The Fábrica de Moneda (Spanish for Coin Factory) is the national mint of Colombia responsible for producing coinage to conduct commerce and trade. The mint is located in the city of Ibagué and it's wholly owned and managed by the Bank of the Republic, the nation's central bank.

==History==
By 1980, the Casa de Moneda de Bogotá imported planchets, or blanks, into the country at an annual cost of over USD 11 million. For that reason, Luis Guillermo Correa, the then director of the mint in Bogotá proposed for the central bank to acquire the necessary technology for the planchets to be produced in Colombia. The bank determined that it was a good financial decision, and in 1982 the Fábrica de Moneda de Ibagué was established. With the bank's decentralization policy to move away production from the nation's capital, and its proximity to other urban centers, the city of Ibagué was chosen as the location of the mint.
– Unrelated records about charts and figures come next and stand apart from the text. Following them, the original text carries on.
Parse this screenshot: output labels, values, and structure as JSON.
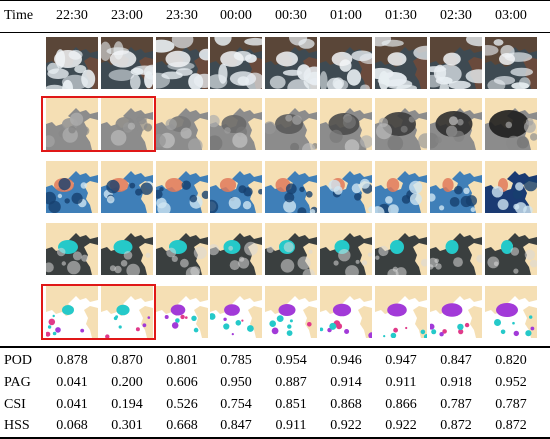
{
  "header": {
    "label": "Time",
    "times": [
      "22:30",
      "23:00",
      "23:30",
      "00:00",
      "00:30",
      "01:00",
      "01:30",
      "02:30",
      "03:00"
    ]
  },
  "image_rows": [
    {
      "name": "true-color-image",
      "kind": "truecolor"
    },
    {
      "name": "grayscale-image",
      "kind": "gray"
    },
    {
      "name": "false-color-image",
      "kind": "falsecolor"
    },
    {
      "name": "detection-overlay-image",
      "kind": "cyan"
    },
    {
      "name": "validation-image",
      "kind": "validation"
    }
  ],
  "highlight": {
    "rows": [
      1,
      4
    ],
    "columns": [
      0,
      1
    ],
    "color": "#e01818"
  },
  "metrics": [
    {
      "label": "POD",
      "values": [
        "0.878",
        "0.870",
        "0.801",
        "0.785",
        "0.954",
        "0.946",
        "0.947",
        "0.847",
        "0.820"
      ]
    },
    {
      "label": "PAG",
      "values": [
        "0.041",
        "0.200",
        "0.606",
        "0.950",
        "0.887",
        "0.914",
        "0.911",
        "0.918",
        "0.952"
      ]
    },
    {
      "label": "CSI",
      "values": [
        "0.041",
        "0.194",
        "0.526",
        "0.754",
        "0.851",
        "0.868",
        "0.866",
        "0.787",
        "0.787"
      ]
    },
    {
      "label": "HSS",
      "values": [
        "0.068",
        "0.301",
        "0.668",
        "0.847",
        "0.911",
        "0.922",
        "0.922",
        "0.872",
        "0.872"
      ]
    }
  ]
}
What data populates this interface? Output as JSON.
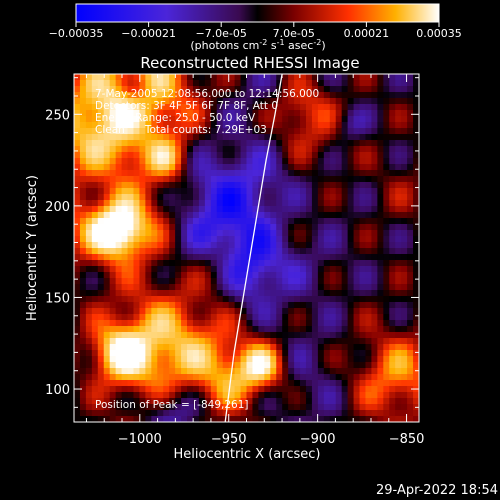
{
  "colorbar": {
    "ticks": [
      "-0.00035",
      "-0.00021",
      "-7.0e-05",
      "7.0e-05",
      "0.00021",
      "0.00035"
    ],
    "unit_label": "(photons cm",
    "unit_sup1": "-2",
    "unit_mid": " s",
    "unit_sup2": "-1",
    "unit_mid2": " asec",
    "unit_sup3": "-2",
    "unit_end": ")"
  },
  "chart_data": {
    "type": "heatmap",
    "title": "Reconstructed RHESSI Image",
    "xlabel": "Heliocentric X (arcsec)",
    "ylabel": "Heliocentric Y (arcsec)",
    "xlim": [
      -1037,
      -843
    ],
    "ylim": [
      82,
      272
    ],
    "x_ticks": [
      -1000,
      -950,
      -900,
      -850
    ],
    "x_tick_labels": [
      "−1000",
      "−950",
      "−900",
      "−850"
    ],
    "y_ticks": [
      100,
      150,
      200,
      250
    ],
    "y_tick_labels": [
      "100",
      "150",
      "200",
      "250"
    ],
    "color_range": [
      -0.00035,
      0.00035
    ],
    "limb_curve": [
      [
        -952,
        82
      ],
      [
        -947,
        120
      ],
      [
        -941,
        155
      ],
      [
        -935,
        190
      ],
      [
        -929,
        225
      ],
      [
        -924,
        250
      ],
      [
        -920,
        272
      ]
    ],
    "annotations": [
      "7-May-2005 12:08:56.000 to 12:14:56.000",
      "Detectors: 3F 4F 5F 6F 7F 8F, Att 0",
      "Energy Range: 25.0 - 50.0 keV",
      "Clean      Total counts: 7.29E+03",
      "Position of Peak = [-849,261]"
    ]
  },
  "footer": {
    "timestamp": "29-Apr-2022 18:54"
  }
}
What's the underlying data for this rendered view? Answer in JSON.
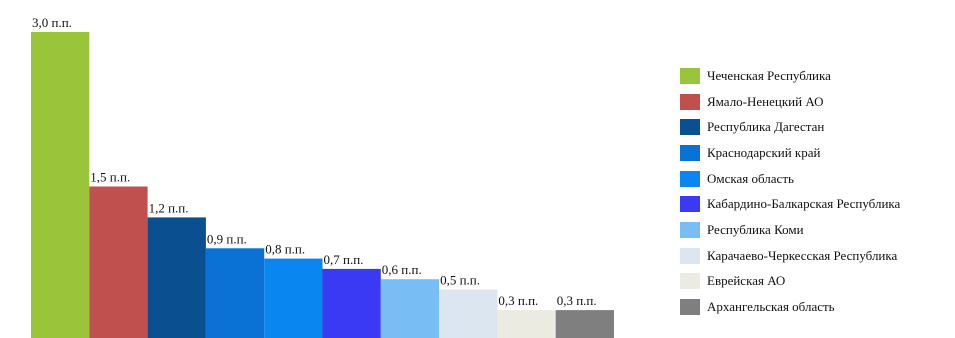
{
  "chart_data": {
    "type": "bar",
    "title": "",
    "xlabel": "",
    "ylabel": "",
    "ylim": [
      0,
      3.0
    ],
    "grid": false,
    "legend_position": "right",
    "categories": [
      "Чеченская Республика",
      "Ямало-Ненецкий АО",
      "Республика Дагестан",
      "Краснодарский край",
      "Омская область",
      "Кабардино-Балкарская Республика",
      "Республика Коми",
      "Карачаево-Черкесская Республика",
      "Еврейская АО",
      "Архангельская область"
    ],
    "values": [
      3.0,
      1.5,
      1.2,
      0.9,
      0.8,
      0.7,
      0.6,
      0.5,
      0.3,
      0.3
    ],
    "data_labels": [
      "3,0 п.п.",
      "1,5 п.п.",
      "1,2 п.п.",
      "0,9 п.п.",
      "0,8 п.п.",
      "0,7 п.п.",
      "0,6 п.п.",
      "0,5 п.п.",
      "0,3 п.п.",
      "0,3 п.п."
    ],
    "colors": [
      "#9ac43a",
      "#c0504d",
      "#0a4f8f",
      "#0a72d4",
      "#0a86f0",
      "#3a3af5",
      "#79bdf5",
      "#dce6f0",
      "#ecebe1",
      "#7f7f7f"
    ]
  }
}
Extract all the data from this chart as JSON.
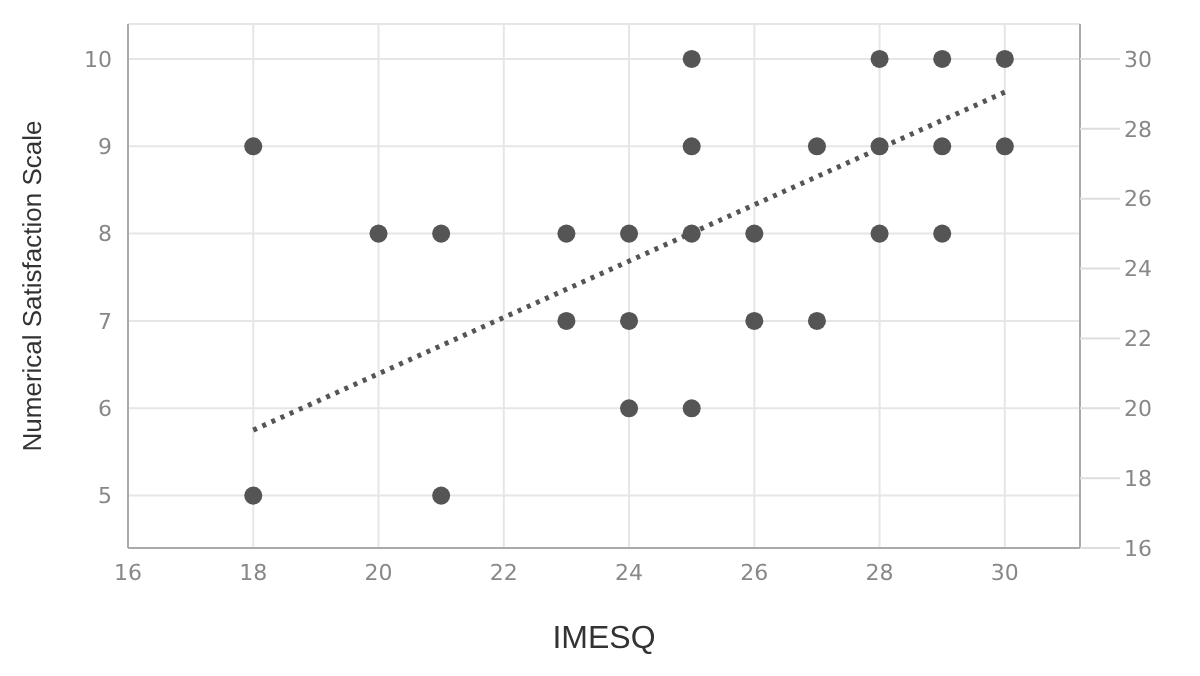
{
  "chart_data": {
    "type": "scatter",
    "xlabel": "IMESQ",
    "ylabel": "Numerical Satisfaction Scale",
    "xlim": [
      16,
      31.2
    ],
    "xticks": [
      16,
      18,
      20,
      22,
      24,
      26,
      28,
      30
    ],
    "ylim": [
      4.4,
      10.4
    ],
    "yticks": [
      5,
      6,
      7,
      8,
      9,
      10
    ],
    "y2lim": [
      16,
      31
    ],
    "y2ticks": [
      16,
      18,
      20,
      22,
      24,
      26,
      28,
      30
    ],
    "grid": true,
    "marker": "circle",
    "series": [
      {
        "color": "#555555",
        "x": [
          25,
          28,
          29,
          30,
          18,
          25,
          27,
          28,
          29,
          30,
          20,
          21,
          23,
          24,
          25,
          26,
          28,
          29,
          23,
          24,
          26,
          27,
          24,
          25,
          18,
          21
        ],
        "values": [
          10,
          10,
          10,
          10,
          9,
          9,
          9,
          9,
          9,
          9,
          8,
          8,
          8,
          8,
          8,
          8,
          8,
          8,
          7,
          7,
          7,
          7,
          6,
          6,
          5,
          5
        ]
      },
      {
        "type": "line",
        "color": "#555555",
        "line_style": "dotted",
        "marker": "none",
        "x": [
          18,
          30
        ],
        "values": [
          5.75,
          9.62
        ]
      }
    ]
  }
}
From its establishment, the mint provided planchets to the Casa de Moneda de Bogotá where they were eventually struck into Colombian peso coins. In 1987, the Bank of the Republic began coining coins in the Fábrica de Moneda and, since then, the mint has been the only authorized producer of Colombian peso coins in the country.

==Operations==

In addition to minting Colombian peso coins, the Fábrica de Moneda has minted legal tender coins for the governments of Costa Rica and Ecuador, and has provided planchets for the Central Bank of Chile and the Government of Spain.